La guérilla révolutionnaire que mènent dans les Landes Ernesto et son réseau se fait en réalité pour le trafic de drogue, et satisfait chez Ernesto son terrible goût du pouvoir. En fait, peu importe les paysans, dont on empoisonne les rivières par les produits chimiques nécessaires au traitement de la coca. Peu importe les vies, les massacres, les tortures, forfaits à propos desquels révolutionnaires et militaires sont à égalité.
Karine, revenue de ses illusions sur cette militance révolutionnaire qui a pour but secret la guerre pour le contrôle de l'économie de la drogue et des armes que se livrent les révolutionnaires et les militaires en réalité tout à fait d'accord sur l'argent que ce trafic procure, veut tuer le colonel Vargas qui, victorieux dans cette guérilla, a réussi à tuer Ernesto. Ce crime qu'elle veut accomplir, c'est comme si elle ne voulait pas encore perdre, comme si ce qu'elle allait gagner n'était pas encore plus fort que ce qu'elle a perdu. Finalement, elle y renonce. Elle laisse se perdre l'état de jouissance totale. C'est elle-même qu'elle a réussi à sevrer de la logique de la drogue inhérente aussi à son amour-passion, son amour-fusionnel.

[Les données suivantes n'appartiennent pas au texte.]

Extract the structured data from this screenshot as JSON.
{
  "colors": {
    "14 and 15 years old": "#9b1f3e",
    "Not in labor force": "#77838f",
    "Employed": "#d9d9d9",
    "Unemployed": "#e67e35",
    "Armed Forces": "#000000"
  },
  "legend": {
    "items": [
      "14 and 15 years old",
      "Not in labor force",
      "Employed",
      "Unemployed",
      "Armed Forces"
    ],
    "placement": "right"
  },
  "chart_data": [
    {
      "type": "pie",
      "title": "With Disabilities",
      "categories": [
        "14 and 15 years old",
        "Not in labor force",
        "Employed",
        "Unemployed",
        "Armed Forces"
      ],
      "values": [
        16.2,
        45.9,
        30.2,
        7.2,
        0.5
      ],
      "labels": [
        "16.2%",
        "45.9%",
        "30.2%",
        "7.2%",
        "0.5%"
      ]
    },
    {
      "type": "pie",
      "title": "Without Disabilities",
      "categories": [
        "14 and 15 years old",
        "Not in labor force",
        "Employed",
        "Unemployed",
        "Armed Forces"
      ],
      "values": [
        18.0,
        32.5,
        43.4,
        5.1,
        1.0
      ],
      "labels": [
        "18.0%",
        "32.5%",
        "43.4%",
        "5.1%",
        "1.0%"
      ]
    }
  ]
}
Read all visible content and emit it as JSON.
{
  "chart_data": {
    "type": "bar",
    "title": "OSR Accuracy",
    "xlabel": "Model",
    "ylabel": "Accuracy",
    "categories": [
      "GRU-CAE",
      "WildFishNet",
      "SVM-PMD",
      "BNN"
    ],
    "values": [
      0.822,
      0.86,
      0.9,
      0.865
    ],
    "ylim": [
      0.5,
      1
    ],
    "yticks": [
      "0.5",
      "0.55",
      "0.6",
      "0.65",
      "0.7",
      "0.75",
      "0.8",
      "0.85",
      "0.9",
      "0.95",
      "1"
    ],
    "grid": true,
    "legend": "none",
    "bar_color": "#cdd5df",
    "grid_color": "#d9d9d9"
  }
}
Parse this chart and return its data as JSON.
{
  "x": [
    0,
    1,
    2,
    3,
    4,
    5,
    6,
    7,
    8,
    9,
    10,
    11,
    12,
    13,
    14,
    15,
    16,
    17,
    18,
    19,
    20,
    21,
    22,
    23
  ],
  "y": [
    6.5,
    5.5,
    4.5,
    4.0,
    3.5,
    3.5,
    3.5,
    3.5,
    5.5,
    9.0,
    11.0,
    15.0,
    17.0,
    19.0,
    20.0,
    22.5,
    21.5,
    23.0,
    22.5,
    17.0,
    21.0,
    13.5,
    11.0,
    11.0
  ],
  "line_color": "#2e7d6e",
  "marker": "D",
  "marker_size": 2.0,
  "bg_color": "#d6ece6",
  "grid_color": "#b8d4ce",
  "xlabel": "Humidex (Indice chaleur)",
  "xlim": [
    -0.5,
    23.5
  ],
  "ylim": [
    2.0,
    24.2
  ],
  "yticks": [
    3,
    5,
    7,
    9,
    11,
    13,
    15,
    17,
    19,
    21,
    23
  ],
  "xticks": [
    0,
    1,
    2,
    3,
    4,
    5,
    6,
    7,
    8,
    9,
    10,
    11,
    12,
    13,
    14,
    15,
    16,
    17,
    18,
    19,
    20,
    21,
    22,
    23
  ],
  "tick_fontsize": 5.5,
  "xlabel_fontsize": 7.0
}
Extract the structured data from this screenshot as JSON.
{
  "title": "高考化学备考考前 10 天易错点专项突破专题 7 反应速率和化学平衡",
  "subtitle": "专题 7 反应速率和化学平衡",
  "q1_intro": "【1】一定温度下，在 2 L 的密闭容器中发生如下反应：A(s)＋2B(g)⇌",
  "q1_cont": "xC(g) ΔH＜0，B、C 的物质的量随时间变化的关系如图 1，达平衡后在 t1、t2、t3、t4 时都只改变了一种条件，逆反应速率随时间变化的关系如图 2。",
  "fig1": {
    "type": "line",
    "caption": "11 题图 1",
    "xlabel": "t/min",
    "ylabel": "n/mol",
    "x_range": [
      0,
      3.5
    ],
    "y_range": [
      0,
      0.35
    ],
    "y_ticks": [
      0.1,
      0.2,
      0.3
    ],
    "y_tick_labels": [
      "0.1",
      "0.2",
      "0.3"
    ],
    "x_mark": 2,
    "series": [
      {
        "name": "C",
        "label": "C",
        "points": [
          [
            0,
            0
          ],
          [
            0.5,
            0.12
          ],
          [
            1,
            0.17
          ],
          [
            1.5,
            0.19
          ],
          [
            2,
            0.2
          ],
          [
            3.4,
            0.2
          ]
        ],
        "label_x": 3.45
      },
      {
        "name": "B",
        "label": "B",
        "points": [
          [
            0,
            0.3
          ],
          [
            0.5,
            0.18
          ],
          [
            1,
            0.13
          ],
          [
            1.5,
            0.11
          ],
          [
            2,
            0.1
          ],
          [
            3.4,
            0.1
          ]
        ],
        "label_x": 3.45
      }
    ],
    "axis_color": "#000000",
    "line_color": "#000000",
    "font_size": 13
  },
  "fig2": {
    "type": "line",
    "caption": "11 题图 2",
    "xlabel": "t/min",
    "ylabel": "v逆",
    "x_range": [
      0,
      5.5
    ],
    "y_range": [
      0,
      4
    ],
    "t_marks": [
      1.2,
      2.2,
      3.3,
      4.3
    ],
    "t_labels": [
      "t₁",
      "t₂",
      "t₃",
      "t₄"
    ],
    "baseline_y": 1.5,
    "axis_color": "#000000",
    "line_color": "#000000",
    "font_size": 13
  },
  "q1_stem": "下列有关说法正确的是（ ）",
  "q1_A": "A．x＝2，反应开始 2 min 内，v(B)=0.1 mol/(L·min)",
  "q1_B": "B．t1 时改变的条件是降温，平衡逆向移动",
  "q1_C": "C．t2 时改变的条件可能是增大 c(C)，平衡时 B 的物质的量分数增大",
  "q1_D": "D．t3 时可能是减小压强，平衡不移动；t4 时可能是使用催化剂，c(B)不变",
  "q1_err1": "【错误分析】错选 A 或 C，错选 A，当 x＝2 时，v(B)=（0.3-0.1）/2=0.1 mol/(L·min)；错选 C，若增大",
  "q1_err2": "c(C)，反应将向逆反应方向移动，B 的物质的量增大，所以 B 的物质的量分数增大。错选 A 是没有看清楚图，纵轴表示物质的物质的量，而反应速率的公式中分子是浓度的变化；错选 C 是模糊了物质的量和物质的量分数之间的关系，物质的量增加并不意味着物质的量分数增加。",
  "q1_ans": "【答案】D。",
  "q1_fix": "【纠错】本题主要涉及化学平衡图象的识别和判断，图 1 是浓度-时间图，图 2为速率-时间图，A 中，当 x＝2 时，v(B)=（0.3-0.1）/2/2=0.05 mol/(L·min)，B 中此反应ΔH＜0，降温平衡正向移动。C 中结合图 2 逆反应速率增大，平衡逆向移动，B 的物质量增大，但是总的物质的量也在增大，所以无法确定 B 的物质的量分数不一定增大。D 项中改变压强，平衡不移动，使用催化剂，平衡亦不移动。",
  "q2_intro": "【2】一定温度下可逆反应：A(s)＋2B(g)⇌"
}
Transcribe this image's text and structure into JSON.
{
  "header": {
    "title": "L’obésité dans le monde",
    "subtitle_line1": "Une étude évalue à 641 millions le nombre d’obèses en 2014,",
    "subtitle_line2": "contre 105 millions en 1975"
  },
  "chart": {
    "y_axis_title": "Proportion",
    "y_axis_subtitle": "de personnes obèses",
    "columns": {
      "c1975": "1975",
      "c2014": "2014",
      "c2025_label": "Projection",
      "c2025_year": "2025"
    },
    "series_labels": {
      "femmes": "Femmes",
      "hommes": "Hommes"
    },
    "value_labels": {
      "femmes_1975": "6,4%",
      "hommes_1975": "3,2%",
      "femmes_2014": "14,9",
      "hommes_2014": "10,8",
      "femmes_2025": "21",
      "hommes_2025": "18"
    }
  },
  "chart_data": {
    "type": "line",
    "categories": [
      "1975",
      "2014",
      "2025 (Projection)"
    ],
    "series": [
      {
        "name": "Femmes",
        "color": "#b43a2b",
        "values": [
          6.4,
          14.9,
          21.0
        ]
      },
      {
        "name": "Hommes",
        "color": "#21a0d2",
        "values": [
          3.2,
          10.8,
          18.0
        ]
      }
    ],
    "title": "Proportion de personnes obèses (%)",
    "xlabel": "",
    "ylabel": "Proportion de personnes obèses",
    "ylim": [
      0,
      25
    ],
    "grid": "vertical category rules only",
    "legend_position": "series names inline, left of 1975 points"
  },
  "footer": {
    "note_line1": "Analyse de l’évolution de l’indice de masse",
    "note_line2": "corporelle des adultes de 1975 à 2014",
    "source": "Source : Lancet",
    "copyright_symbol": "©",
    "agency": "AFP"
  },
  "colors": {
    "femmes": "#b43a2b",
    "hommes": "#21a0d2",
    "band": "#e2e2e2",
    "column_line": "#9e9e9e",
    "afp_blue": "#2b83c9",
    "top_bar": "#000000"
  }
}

On peut donc lire ce roman de différentes manières : soit roman de l'ambiguïté des bons sentiments et de l'altruisme, qui masquent une terrible passion du pouvoir et de l'argent ; soit roman sur le deuil de l'enfance accompli par une jeune femme, entendu qu'il y a peut-être aussi dans cette histoire un deuil de la mère à vivre, mère morte pendant son adolescence, mère peut-être pas tout à fait étrangère à l'amour fusionnel de Karine pour Ernesto, un amour où elle se confond avec lui corps et âme, où littéralement elle tombe en amour. Son voyage au pays des cadavres fréquents est peut-être aussi un voyage pour honorer une morte, pour s'acquitter d'une sorte paradoxale de devoir, dire à quel point total elle a aimé, comme une drogue, cet état total, qu'elle peut laisser maintenant qu'elle sait que c'est aussi la mort, que ça ne laisse de place pour rien d'autre, et que c'est la séparation que lui lègue sa mère qui tourne vers la vie.